Modèle parental : archétype du nid familial
Chaque partenaire introduit dans la vie commune le modèle vécu, reçu dans la maison parentale, qui a été saisi et consigné dans son cerveau. Les messages y sont inscrits d’une manière affective, sentimentale. Un enfant ne choisit pas les normes de sa maison parentale d’une manière réfléchie. Il ne les passe pas non plus par le crible de la raison. Très tôt, guidés par les réponses parentales, les enfants se conforment et intègrent les modèles familiaux ; en retour ils reçoivent compliments, encouragements et affection. Les enfants sont heureux quand ils comblent les désirs parentaux.
Un enfant, par exemple, si tel est le souhait de ses parents, répondra en parlant doucement et posément sans dévoiler la vie privée familiale à l’extérieur. Il fera de ce mode de vie et de communication un principe en béton duquel il ne voudra pas déroger. D’autres enfants s’attacheront à avoir l’esprit économe, conformément à l’orientation familiale. D’autres encore opteront pour la nécessité de réussir, et de n’admettre ni pardon, ni échec…
Ce besoin fondamental chez l’enfant de satisfaire ses parents, d’être en harmonie avec son entourage, et de recevoir amour, approbation et appréciation des parents, exerce une immense influence sur le développement de sa pensée et de ses sentiments tout au long de sa vie. Tout cet « acquis » est à double tranchant. Sommes-nous prêts, adultes, à ré-envisager, avec un regard neuf, notre comportement et nos habitudes enregistrés chez nos parents ? Sommes-nous prêts et capables d’en discuter ?
Chaque partenaire ne rejette pas ce qu’il a enregistré, mais une partie de ces acquisitions ne pourra pas être greffée entièrement dans sa nouvelle maison.
Confrontation
Quelle est la voie à suivre ? La question qui doit se poser est, non pas « Qu’est-ce qui ME correspond ? », mais plutôt « Qu’est-ce qui NOUS correspond ? ».
La souplesse est le seul outil pour ajuster les attentes de l’un à celles de l’autre. Cette démarche permet aux partenaires de se sentir détendus et rassurés et aussi d’apprendre des choses nouvelles sur eux-mêmes, leur couple et leurs familles d’origine. Et de parcourir ensemble le chemin choisi.
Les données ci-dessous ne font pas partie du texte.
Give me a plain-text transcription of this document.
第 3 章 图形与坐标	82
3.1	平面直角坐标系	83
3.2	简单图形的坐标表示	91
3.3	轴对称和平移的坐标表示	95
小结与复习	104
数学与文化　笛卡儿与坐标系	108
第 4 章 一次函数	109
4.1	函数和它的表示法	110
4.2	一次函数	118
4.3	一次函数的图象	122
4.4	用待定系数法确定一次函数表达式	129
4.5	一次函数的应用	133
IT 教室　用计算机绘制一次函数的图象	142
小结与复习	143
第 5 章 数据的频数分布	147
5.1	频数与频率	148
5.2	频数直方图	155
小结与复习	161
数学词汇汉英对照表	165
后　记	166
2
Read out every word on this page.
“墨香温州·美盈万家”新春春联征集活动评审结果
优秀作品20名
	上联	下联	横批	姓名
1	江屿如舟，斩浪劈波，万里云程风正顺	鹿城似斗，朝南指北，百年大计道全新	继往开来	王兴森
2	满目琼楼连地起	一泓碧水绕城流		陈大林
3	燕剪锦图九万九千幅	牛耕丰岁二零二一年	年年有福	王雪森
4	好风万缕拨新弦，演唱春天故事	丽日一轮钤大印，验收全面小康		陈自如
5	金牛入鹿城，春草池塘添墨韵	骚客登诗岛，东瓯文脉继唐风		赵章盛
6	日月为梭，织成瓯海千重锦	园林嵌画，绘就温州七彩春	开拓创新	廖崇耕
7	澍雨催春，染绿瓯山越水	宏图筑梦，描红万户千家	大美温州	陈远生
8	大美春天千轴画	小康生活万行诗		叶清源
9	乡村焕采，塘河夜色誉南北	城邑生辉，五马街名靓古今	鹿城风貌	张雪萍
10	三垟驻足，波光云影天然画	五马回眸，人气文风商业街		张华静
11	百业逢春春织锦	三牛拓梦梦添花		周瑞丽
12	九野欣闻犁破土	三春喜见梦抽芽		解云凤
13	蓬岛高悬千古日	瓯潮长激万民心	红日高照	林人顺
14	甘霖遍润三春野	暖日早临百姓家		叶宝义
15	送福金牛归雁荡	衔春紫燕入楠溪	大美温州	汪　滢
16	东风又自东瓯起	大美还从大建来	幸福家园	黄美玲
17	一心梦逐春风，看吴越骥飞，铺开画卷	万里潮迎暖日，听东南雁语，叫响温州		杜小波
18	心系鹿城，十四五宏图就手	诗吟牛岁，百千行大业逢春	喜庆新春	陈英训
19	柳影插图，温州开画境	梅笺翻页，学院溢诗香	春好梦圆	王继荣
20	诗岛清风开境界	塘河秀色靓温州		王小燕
La construction du « ensemble » dépend d’une démarche à long terme, à partir d’une compréhension, d’une tranquillité d’esprit et d’une maturation. Qu’est-il nécessaire de conserver pour notre foyer ? Qu’est-ce qui va servir nos intérêts communs ?
Les intérêts communs sont les mêmes pour tous les Juifs : étudier la Torah, l’aide au partenaire, l’éducation des enfants, développer de bonnes qualités, la Crainte du Ciel. Le but est clair, mais les chemins qui y conduisent sont souvent différents et variés.
Construire, c’est comprendre les contraintes du foyer juif, dans le respect des besoins de l’autre, de la pureté familiale, saisir les différents événements qui se sont passés dans nos familles d’origine, et d'en inclure les répercussions sur notre développement.
Prenons l’exemple d’une maison, où les enfants ont souffert d’un manque d’affection. Il est probable qu’ils deviendront eux-mêmes des parents avares en encouragements et démonstrations affectives. Leur vécu deviendra patrimoine et héritage pour la génération future.
Un développement harmonieux du mariage réclame une grande sincérité, accompagnée d’une ouverture d’esprit, pour appréhender la toile familiale personnelle, et apprendre à différencier entre le cadre familial antécédent, et le nouveau qui se construit.
Autre exemple : il est normal qu’un partenaire qui vient d’une petite famille où règnent le calme et le silence, ressente des difficultés face à un partenaire qui vient d’une famille nombreuse et bruyante, et dont le slogan est « vive le désordre ! ».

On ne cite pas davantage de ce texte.